Ich saß am Freitagabend am Tisch des Kirchenchors. Als unmusikalisches Anhängsel der zum Chor gehörenden Ehefrau. Gute Gespräche am Tisch, schmackhafter Wurstsalat und eine feine Musik des gastgebenden Vereins. Lisa Gottschling, Berthold und Maxi Hiemer sangen sich in die Herzen.

Am Samstag fuhr ich mit dem Fahrrad nach Arnach, um mir den Sternmarsch anzuschauen. Sechs Musikvereine marschierten aus drei Richtungen zum Dorfplatz, um sich dort zum Gesamtchor zu vereinen. Drei Stücke im Gleichklang. Sechserlei Uniformen, bunt gemischt. Ein beeindruckendes Bild. „Uli, bisch gricht?“, sagte Klaus Wachter zum Fotografen der Bildschirmzeitung, als die Instrumente zum „Musikantengruß“ gehoben wurden.

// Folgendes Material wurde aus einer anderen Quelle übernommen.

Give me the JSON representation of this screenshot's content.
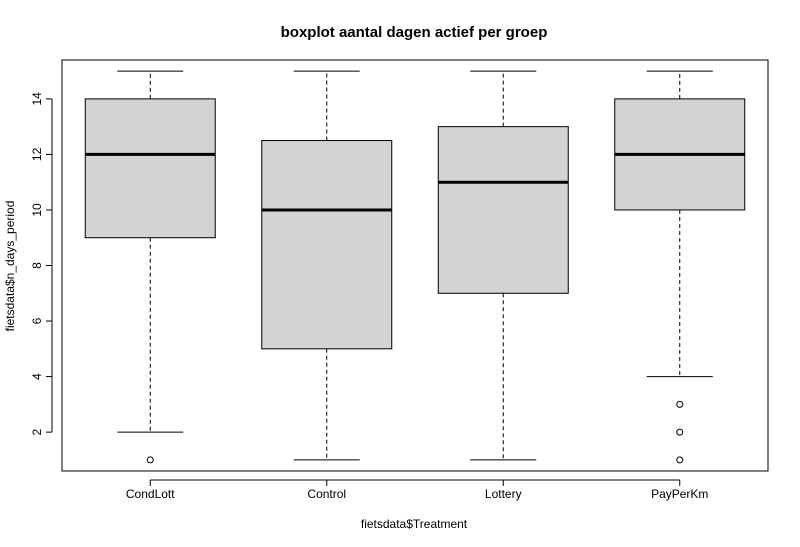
{
  "chart_data": {
    "type": "boxplot",
    "title": "boxplot aantal dagen actief per groep",
    "xlabel": "fietsdata$Treatment",
    "ylabel": "fietsdata$n_days_period",
    "categories": [
      "CondLott",
      "Control",
      "Lottery",
      "PayPerKm"
    ],
    "ylim": [
      0.6,
      15.4
    ],
    "yticks": [
      2,
      4,
      6,
      8,
      10,
      12,
      14
    ],
    "grid": false,
    "legend": "none",
    "box_fill": "#d3d3d3",
    "boxes": [
      {
        "category": "CondLott",
        "whisker_low": 2,
        "q1": 9,
        "median": 12,
        "q3": 14,
        "whisker_high": 15,
        "outliers": [
          1
        ]
      },
      {
        "category": "Control",
        "whisker_low": 1,
        "q1": 5,
        "median": 10,
        "q3": 12.5,
        "whisker_high": 15,
        "outliers": []
      },
      {
        "category": "Lottery",
        "whisker_low": 1,
        "q1": 7,
        "median": 11,
        "q3": 13,
        "whisker_high": 15,
        "outliers": []
      },
      {
        "category": "PayPerKm",
        "whisker_low": 4,
        "q1": 10,
        "median": 12,
        "q3": 14,
        "whisker_high": 15,
        "outliers": [
          1,
          2,
          3
        ]
      }
    ]
  }
}
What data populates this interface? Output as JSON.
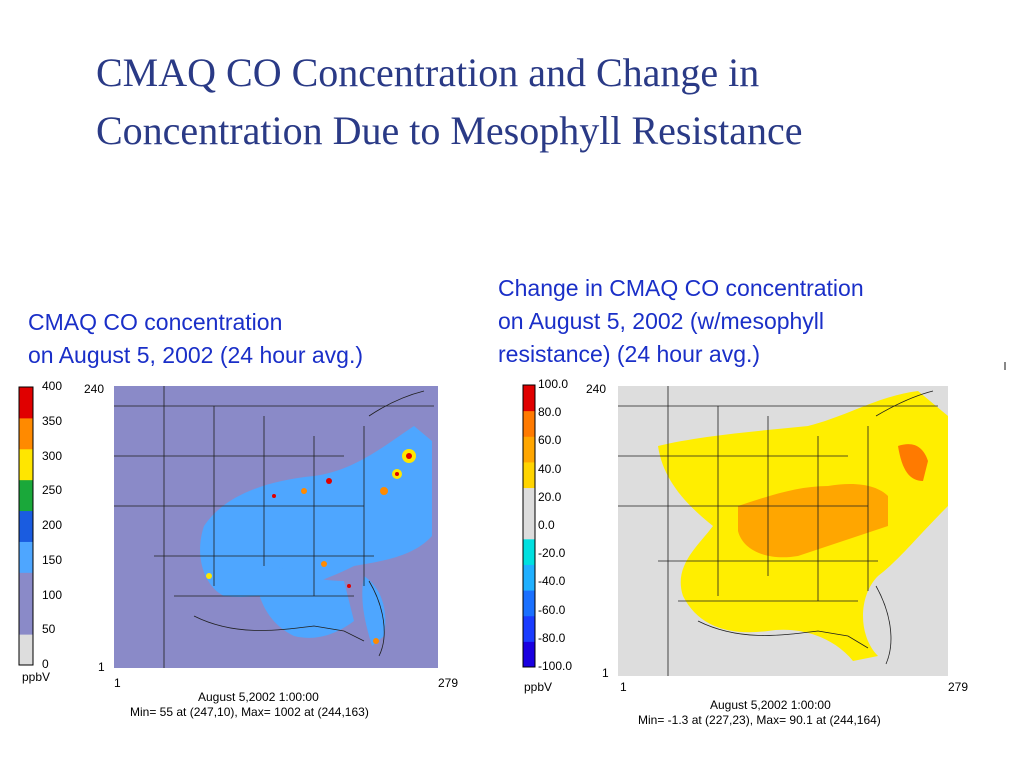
{
  "slide": {
    "title_line1": "CMAQ CO Concentration and Change in",
    "title_line2": "Concentration Due to Mesophyll Resistance"
  },
  "left_panel": {
    "caption_line1": "CMAQ CO concentration",
    "caption_line2": "on August 5, 2002 (24 hour avg.)",
    "colorbar_labels": [
      "400",
      "350",
      "300",
      "250",
      "200",
      "150",
      "100",
      "50",
      "0"
    ],
    "colorbar_colors": [
      "#e00000",
      "#ff8a00",
      "#ffe600",
      "#1aa83a",
      "#1a5ce0",
      "#4ea6ff",
      "#8a8ac8",
      "#8a8ac8",
      "#dddddd"
    ],
    "units": "ppbV",
    "y_top": "240",
    "y_bottom": "1",
    "x_left": "1",
    "x_right": "279",
    "timestamp": "August 5,2002 1:00:00",
    "minmax": "Min=   55 at (247,10), Max= 1002 at (244,163)",
    "map_background": "#8a8ac8",
    "map_plume": "#4ea6ff"
  },
  "right_panel": {
    "caption_line1": "Change  in CMAQ CO concentration",
    "caption_line2": "on August 5, 2002 (w/mesophyll",
    "caption_line3": "resistance) (24 hour avg.)",
    "colorbar_labels": [
      "100.0",
      "80.0",
      "60.0",
      "40.0",
      "20.0",
      "0.0",
      "-20.0",
      "-40.0",
      "-60.0",
      "-80.0",
      "-100.0"
    ],
    "colorbar_colors": [
      "#e00000",
      "#ff7a00",
      "#ffa600",
      "#ffd400",
      "#dddddd",
      "#dddddd",
      "#00e0e0",
      "#20b0ff",
      "#1a70ff",
      "#1a3cff",
      "#1a00e0"
    ],
    "units": "ppbV",
    "y_top": "240",
    "y_bottom": "1",
    "x_left": "1",
    "x_right": "279",
    "timestamp": "August 5,2002 1:00:00",
    "minmax": "Min= -1.3 at (227,23), Max= 90.1 at (244,164)",
    "map_background": "#dddddd",
    "map_yellow": "#ffee00",
    "map_orange": "#ffa600"
  }
}
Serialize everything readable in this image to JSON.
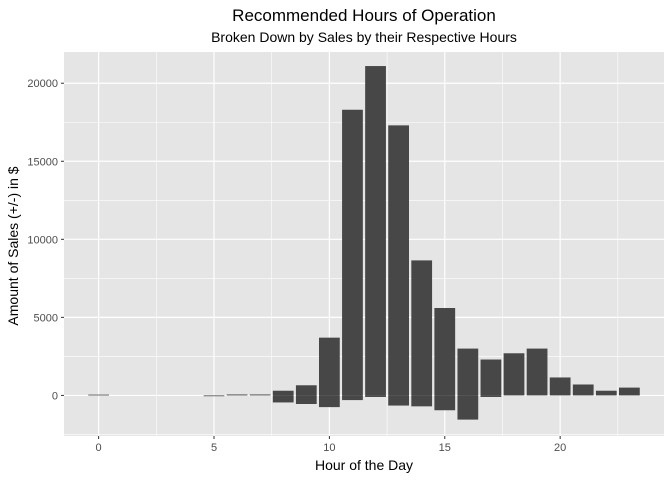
{
  "chart_data": {
    "type": "bar",
    "title": "Recommended Hours of Operation",
    "subtitle": "Broken Down by Sales by their Respective Hours",
    "xlabel": "Hour of the Day",
    "ylabel": "Amount of Sales (+/-) in $",
    "xlim": [
      -1.5,
      24.5
    ],
    "ylim": [
      -2600,
      22000
    ],
    "x_ticks": [
      0,
      5,
      10,
      15,
      20
    ],
    "y_ticks": [
      0,
      5000,
      10000,
      15000,
      20000
    ],
    "grid": true,
    "legend": "none",
    "bar_color": "#474747",
    "panel_background": "#e5e5e5",
    "grid_color": "#ffffff",
    "series": [
      {
        "bars": [
          {
            "hour": 0,
            "value": 50
          },
          {
            "hour": 5,
            "value": 0
          },
          {
            "hour": 6,
            "value": 60
          },
          {
            "hour": 7,
            "value": 60
          },
          {
            "hour": 8,
            "value": 300
          },
          {
            "hour": 8,
            "value": -450
          },
          {
            "hour": 9,
            "value": 650
          },
          {
            "hour": 9,
            "value": -550
          },
          {
            "hour": 10,
            "value": 3700
          },
          {
            "hour": 10,
            "value": -750
          },
          {
            "hour": 11,
            "value": 18300
          },
          {
            "hour": 11,
            "value": -300
          },
          {
            "hour": 12,
            "value": 21100
          },
          {
            "hour": 12,
            "value": -100
          },
          {
            "hour": 13,
            "value": 17300
          },
          {
            "hour": 13,
            "value": -650
          },
          {
            "hour": 14,
            "value": 8650
          },
          {
            "hour": 14,
            "value": -700
          },
          {
            "hour": 15,
            "value": 5600
          },
          {
            "hour": 15,
            "value": -950
          },
          {
            "hour": 16,
            "value": 3000
          },
          {
            "hour": 16,
            "value": -1550
          },
          {
            "hour": 17,
            "value": 2300
          },
          {
            "hour": 17,
            "value": -100
          },
          {
            "hour": 18,
            "value": 2700
          },
          {
            "hour": 19,
            "value": 3000
          },
          {
            "hour": 20,
            "value": 1150
          },
          {
            "hour": 21,
            "value": 700
          },
          {
            "hour": 22,
            "value": 300
          },
          {
            "hour": 23,
            "value": 500
          }
        ]
      }
    ]
  }
}
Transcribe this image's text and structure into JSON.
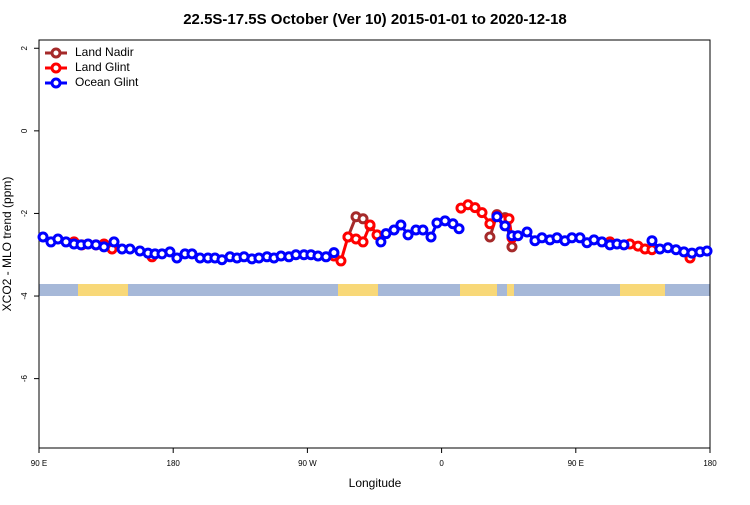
{
  "chart_data": {
    "type": "line",
    "title": "22.5S-17.5S October (Ver 10)   2015-01-01 to 2020-12-18",
    "x_label": "Longitude",
    "y_label": "XCO2 - MLO trend (ppm)",
    "xlim": [
      90,
      540
    ],
    "ylim": [
      -7.68,
      2.2
    ],
    "xticks": [
      {
        "value": 90,
        "label": "90 E"
      },
      {
        "value": 180,
        "label": "180"
      },
      {
        "value": 270,
        "label": "90 W"
      },
      {
        "value": 360,
        "label": "0"
      },
      {
        "value": 450,
        "label": "90 E"
      },
      {
        "value": 540,
        "label": "180"
      }
    ],
    "yticks": [
      2,
      0,
      -2,
      -4,
      -6
    ],
    "legend": "top-left",
    "series": [
      {
        "name": "Land Nadir",
        "color": "#a52a2a",
        "x": [
          297.2,
          302.6,
          307.3,
          312.0,
          null,
          392.4,
          397.1,
          402.5,
          407.2
        ],
        "values": [
          -2.57,
          -2.08,
          -2.13,
          -2.3,
          null,
          -2.57,
          -2.03,
          -2.1,
          -2.81
        ]
      },
      {
        "name": "Land Glint",
        "color": "#ff0000",
        "x": [
          113.5,
          118.8,
          128.2,
          133.6,
          139.0,
          null,
          165.8,
          null,
          287.8,
          292.5,
          297.2,
          302.6,
          307.3,
          312.0,
          316.7,
          null,
          373.0,
          377.7,
          382.4,
          387.1,
          392.4,
          397.1,
          401.8,
          405.2,
          407.2,
          null,
          472.9,
          null,
          486.3,
          491.7,
          496.4,
          501.1,
          null,
          526.6
        ],
        "values": [
          -2.69,
          -2.76,
          -2.76,
          -2.74,
          -2.86,
          null,
          -3.05,
          null,
          -3.03,
          -3.15,
          -2.57,
          -2.62,
          -2.69,
          -2.28,
          -2.52,
          null,
          -1.87,
          -1.79,
          -1.86,
          -1.98,
          -2.25,
          -2.06,
          -2.16,
          -2.13,
          -2.59,
          null,
          -2.69,
          null,
          -2.74,
          -2.79,
          -2.86,
          -2.88,
          null,
          -3.08
        ]
      },
      {
        "name": "Ocean Glint",
        "color": "#0000ff",
        "x": [
          92.7,
          98.0,
          102.7,
          108.1,
          113.5,
          118.2,
          122.9,
          128.2,
          133.6,
          140.3,
          145.7,
          151.0,
          157.7,
          163.1,
          167.8,
          172.5,
          177.8,
          182.5,
          187.9,
          192.6,
          198.0,
          203.3,
          208.0,
          212.7,
          218.1,
          222.8,
          227.5,
          232.8,
          237.5,
          242.9,
          247.6,
          252.3,
          257.6,
          262.3,
          267.7,
          272.4,
          277.1,
          282.5,
          287.8,
          null,
          319.3,
          322.7,
          328.1,
          332.7,
          337.5,
          342.8,
          347.5,
          352.9,
          356.9,
          362.3,
          367.6,
          371.7,
          null,
          397.1,
          402.5,
          407.2,
          411.2,
          417.3,
          422.6,
          427.3,
          432.7,
          437.4,
          442.7,
          447.4,
          452.8,
          457.5,
          462.2,
          467.5,
          472.9,
          477.6,
          482.3,
          null,
          501.1,
          506.4,
          511.8,
          517.2,
          522.5,
          527.9,
          533.3,
          538.0
        ],
        "values": [
          -2.57,
          -2.69,
          -2.62,
          -2.69,
          -2.74,
          -2.76,
          -2.74,
          -2.76,
          -2.81,
          -2.69,
          -2.86,
          -2.86,
          -2.91,
          -2.96,
          -2.98,
          -2.98,
          -2.93,
          -3.08,
          -2.98,
          -2.98,
          -3.08,
          -3.08,
          -3.08,
          -3.12,
          -3.05,
          -3.08,
          -3.05,
          -3.1,
          -3.08,
          -3.05,
          -3.08,
          -3.03,
          -3.05,
          -3.0,
          -3.0,
          -3.0,
          -3.03,
          -3.05,
          -2.95,
          null,
          -2.69,
          -2.49,
          -2.4,
          -2.28,
          -2.52,
          -2.4,
          -2.4,
          -2.57,
          -2.23,
          -2.18,
          -2.25,
          -2.37,
          null,
          -2.08,
          -2.3,
          -2.54,
          -2.54,
          -2.45,
          -2.66,
          -2.59,
          -2.64,
          -2.59,
          -2.66,
          -2.59,
          -2.59,
          -2.71,
          -2.64,
          -2.69,
          -2.76,
          -2.74,
          -2.76,
          null,
          -2.66,
          -2.86,
          -2.83,
          -2.88,
          -2.93,
          -2.96,
          -2.93,
          -2.91
        ]
      }
    ]
  }
}
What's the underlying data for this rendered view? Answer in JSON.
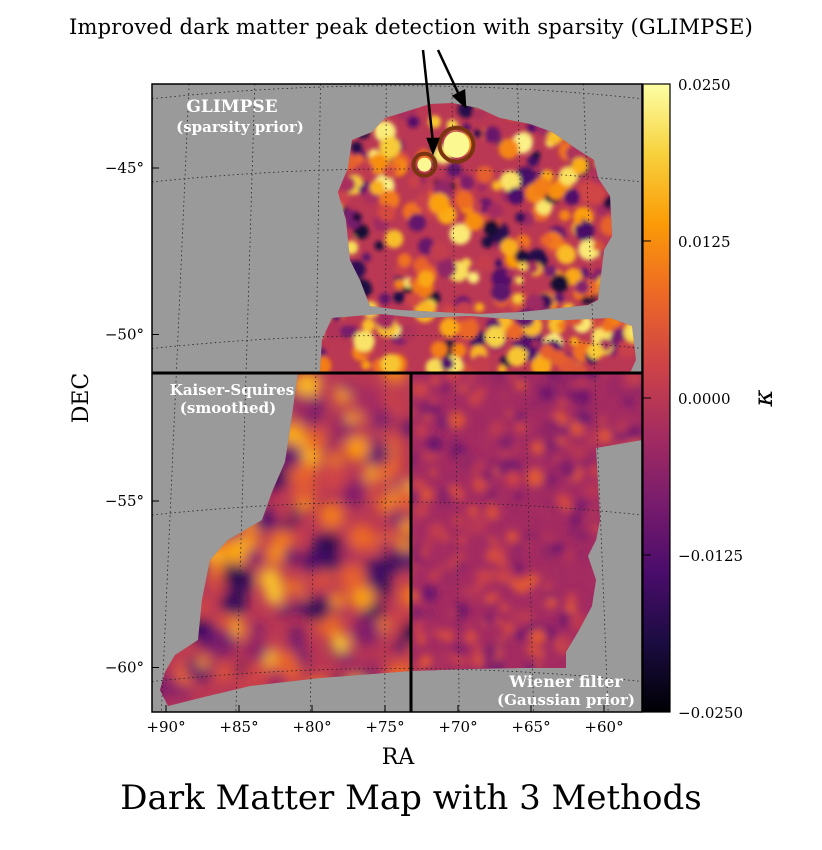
{
  "annotation": "Improved dark matter peak detection with sparsity (GLIMPSE)",
  "figure_title": "Dark Matter Map with 3 Methods",
  "panels": {
    "glimpse": {
      "title": "GLIMPSE",
      "subtitle": "(sparsity prior)"
    },
    "kaiser_squires": {
      "title": "Kaiser-Squires",
      "subtitle": "(smoothed)"
    },
    "wiener": {
      "title": "Wiener filter",
      "subtitle": "(Gaussian prior)"
    }
  },
  "chart_data": {
    "type": "heatmap",
    "xlabel": "RA",
    "ylabel": "DEC",
    "x_ticks": [
      "+90°",
      "+85°",
      "+80°",
      "+75°",
      "+70°",
      "+65°",
      "+60°"
    ],
    "y_ticks": [
      "−45°",
      "−50°",
      "−55°",
      "−60°"
    ],
    "colorbar": {
      "label": "κ",
      "ticks": [
        "0.0250",
        "0.0125",
        "0.0000",
        "−0.0125",
        "−0.0250"
      ],
      "range": [
        -0.025,
        0.025
      ],
      "colormap": "inferno"
    },
    "highlighted_peaks": [
      {
        "ra": 72.3,
        "dec": -44.9,
        "panel": "GLIMPSE"
      },
      {
        "ra": 70.1,
        "dec": -44.3,
        "panel": "GLIMPSE"
      }
    ],
    "grid": true
  },
  "colors": {
    "background_gray": "#9a9a9a",
    "inferno": [
      "#000004",
      "#1b0c41",
      "#4a0c6b",
      "#781c6d",
      "#a52c60",
      "#cf4446",
      "#ed6925",
      "#fb9b06",
      "#f7d13d",
      "#fcffa4"
    ]
  }
}
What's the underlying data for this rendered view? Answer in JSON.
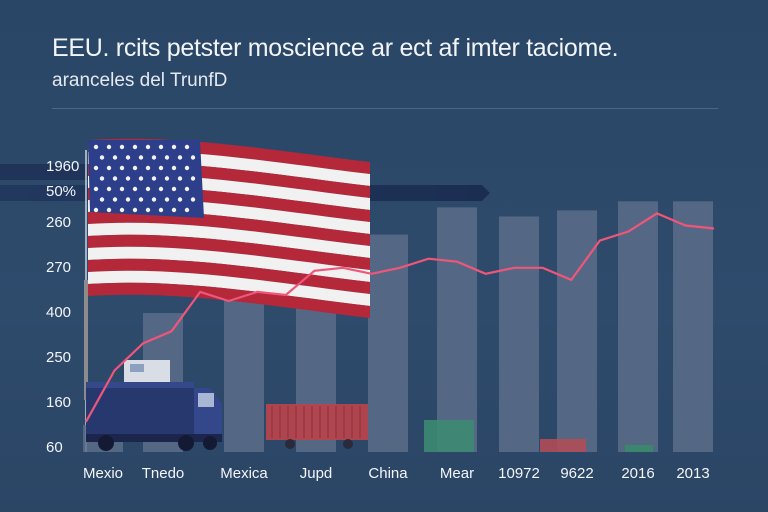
{
  "header": {
    "title": "EEU. rcits petster moscience ar ect af imter taciome.",
    "subtitle": "aranceles del TrunfD"
  },
  "colors": {
    "background": "#2c4868",
    "bar": "#5d6f8b",
    "line": "#f0557a",
    "banner": "#1d3157",
    "flag_red": "#b5283a",
    "flag_blue": "#2d3f8a"
  },
  "icons": [
    "us-flag-icon",
    "truck-icon",
    "shipping-container-icon"
  ],
  "chart_data": {
    "type": "bar",
    "title": "EEU. rcits petster moscience ar ect af imter taciome.",
    "subtitle": "aranceles del TrunfD",
    "ytick_labels": [
      "1960",
      "50%",
      "260",
      "270",
      "400",
      "250",
      "160",
      "60"
    ],
    "categories": [
      "Mexio",
      "Tnedo",
      "Mexica",
      "Jupd",
      "China",
      "Mear",
      "10972",
      "9622",
      "2016",
      "2013"
    ],
    "bar_levels": [
      0.09,
      0.46,
      0.61,
      0.67,
      0.72,
      0.81,
      0.78,
      0.8,
      0.83,
      0.83
    ],
    "line_levels": [
      0.1,
      0.27,
      0.36,
      0.4,
      0.53,
      0.5,
      0.53,
      0.52,
      0.6,
      0.61,
      0.59,
      0.61,
      0.64,
      0.63,
      0.59,
      0.61,
      0.61,
      0.57,
      0.7,
      0.73,
      0.79,
      0.75,
      0.74
    ],
    "grid": false,
    "legend": "none"
  }
}
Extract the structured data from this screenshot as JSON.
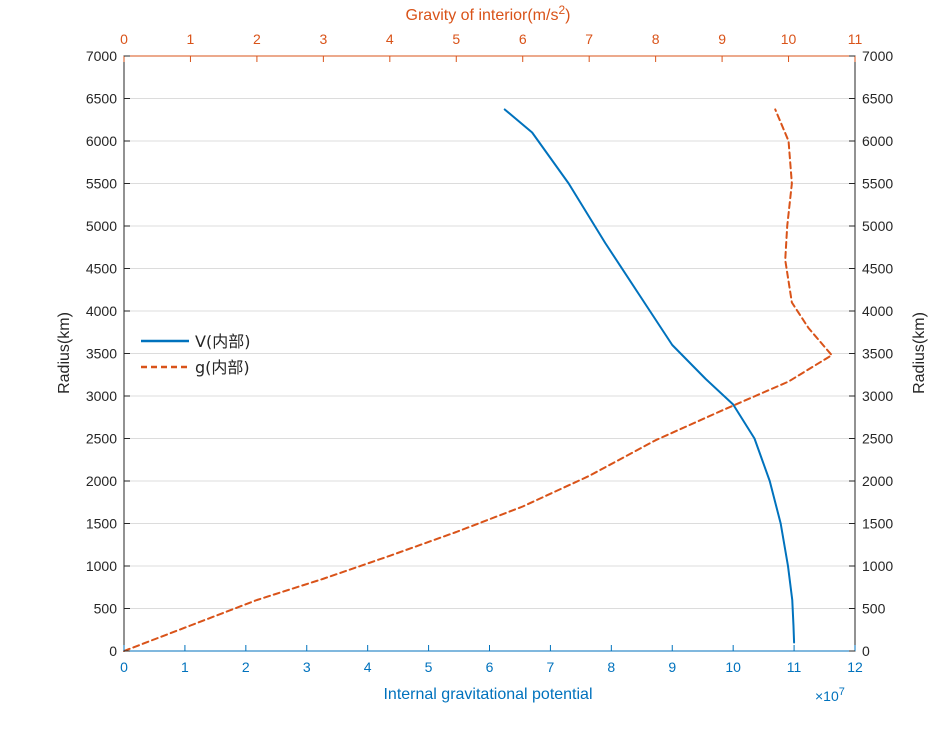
{
  "chart_data": {
    "type": "line",
    "colors": {
      "V": "#0072bd",
      "g": "#d95319",
      "left_axis": "#262626",
      "grid": "#dcdcdc"
    },
    "bottom_axis": {
      "label": "Internal gravitational potential",
      "range": [
        0,
        12
      ],
      "ticks": [
        "0",
        "1",
        "2",
        "3",
        "4",
        "5",
        "6",
        "7",
        "8",
        "9",
        "10",
        "11",
        "12"
      ],
      "exponent": "×10",
      "exponent_power": "7"
    },
    "top_axis": {
      "label": "Gravity of interior(m/s",
      "label_sup": "2",
      "label_close": ")",
      "range": [
        0,
        11
      ],
      "ticks": [
        "0",
        "1",
        "2",
        "3",
        "4",
        "5",
        "6",
        "7",
        "8",
        "9",
        "10",
        "11"
      ]
    },
    "left_axis": {
      "label": "Radius(km)",
      "range": [
        0,
        7000
      ],
      "ticks": [
        "0",
        "500",
        "1000",
        "1500",
        "2000",
        "2500",
        "3000",
        "3500",
        "4000",
        "4500",
        "5000",
        "5500",
        "6000",
        "6500",
        "7000"
      ]
    },
    "right_axis": {
      "label": "Radius(km)",
      "range": [
        0,
        7000
      ],
      "ticks": [
        "0",
        "500",
        "1000",
        "1500",
        "2000",
        "2500",
        "3000",
        "3500",
        "4000",
        "4500",
        "5000",
        "5500",
        "6000",
        "6500",
        "7000"
      ]
    },
    "grid": true,
    "legend_position": "left",
    "series": [
      {
        "name": "V(内部)",
        "x_axis": "bottom",
        "style": "solid",
        "points": [
          [
            11.0,
            100
          ],
          [
            10.99,
            300
          ],
          [
            10.97,
            600
          ],
          [
            10.9,
            1000
          ],
          [
            10.78,
            1500
          ],
          [
            10.6,
            2000
          ],
          [
            10.35,
            2500
          ],
          [
            10.0,
            2900
          ],
          [
            9.55,
            3200
          ],
          [
            9.0,
            3600
          ],
          [
            8.45,
            4200
          ],
          [
            7.9,
            4800
          ],
          [
            7.3,
            5500
          ],
          [
            6.7,
            6100
          ],
          [
            6.25,
            6371
          ]
        ]
      },
      {
        "name": "g(内部)",
        "x_axis": "top",
        "style": "dashed",
        "points": [
          [
            0,
            0
          ],
          [
            0.5,
            150
          ],
          [
            1.0,
            300
          ],
          [
            2.0,
            600
          ],
          [
            3.0,
            850
          ],
          [
            4.0,
            1120
          ],
          [
            5.0,
            1400
          ],
          [
            6.0,
            1700
          ],
          [
            7.0,
            2060
          ],
          [
            8.0,
            2480
          ],
          [
            9.0,
            2830
          ],
          [
            10.0,
            3170
          ],
          [
            10.65,
            3480
          ],
          [
            10.3,
            3800
          ],
          [
            10.05,
            4100
          ],
          [
            9.95,
            4600
          ],
          [
            9.98,
            5000
          ],
          [
            10.05,
            5500
          ],
          [
            10.0,
            6000
          ],
          [
            9.8,
            6371
          ]
        ]
      }
    ]
  }
}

Am Sonntag um 9.00 Uhr Aufstellung nahe der Schule. Regenschirme sind dabei. Der Schreiber dieser Zeilen reiht sich bei den Soldaten und Schützen ein. Unter den Klängen des Musikvereins Arnach zieht man zur Kirche. Dort Stücke aus der Haydn-Messe. Pfarrer Meschenmoser spricht über die Melodien des Lebens. Und den Takt, den Gott vorgibt. Pater Konrad Werder, Superior des Gottesberges, dankt den Arnacher Blutreitern für 100 Jahre Bezeugung des Glaubens. Was für ein Bild, als der Musikverein Arnach, flankiert von einem Dutzend Blutreiter-Standarten, „Großer Gott“ intoniert!

Anschließend, wie es sich gehört, Frühschoppen in der Turnhalle. Flinke Bedienungen. Der Musikantennachwuchs packt mit an. Da, die unermüdliche junge Bedienung mit dem grünen Shirt, das ist doch die Lektorin von vorhin in der Kirche. Es ist eine Freude zu sehen, wie der ganze Verein zusammenhilft. Dieser Gemeinschaftsgeist, er wird auch in den Ansprachen von Bürgermeisterin, Vorständin und Ortsvorsteher als vorbildlich herausgestellt.

Zum Frühschoppen spielen die Seibranzer auf. „Let it be“ und „Obladi, oblada“ von den Beatles hört man. Als die „Fischerin vom Bodensee“ besungen wird, tun die Klarinettistinnen so, als seien ihre Instrumente Ruder, mit denen sie in den See stechen. Oifach schee.

Small is beautiful. Weniger ist mehr. Gebhard Baumann, Stefanie Jöchle und all den anderen Schaffern und Machern des kleinen, großen Arnacher Musikfestes zum 175-jährigen Bestehen des Vereins sei gesagt: Hond´r guad gmacht!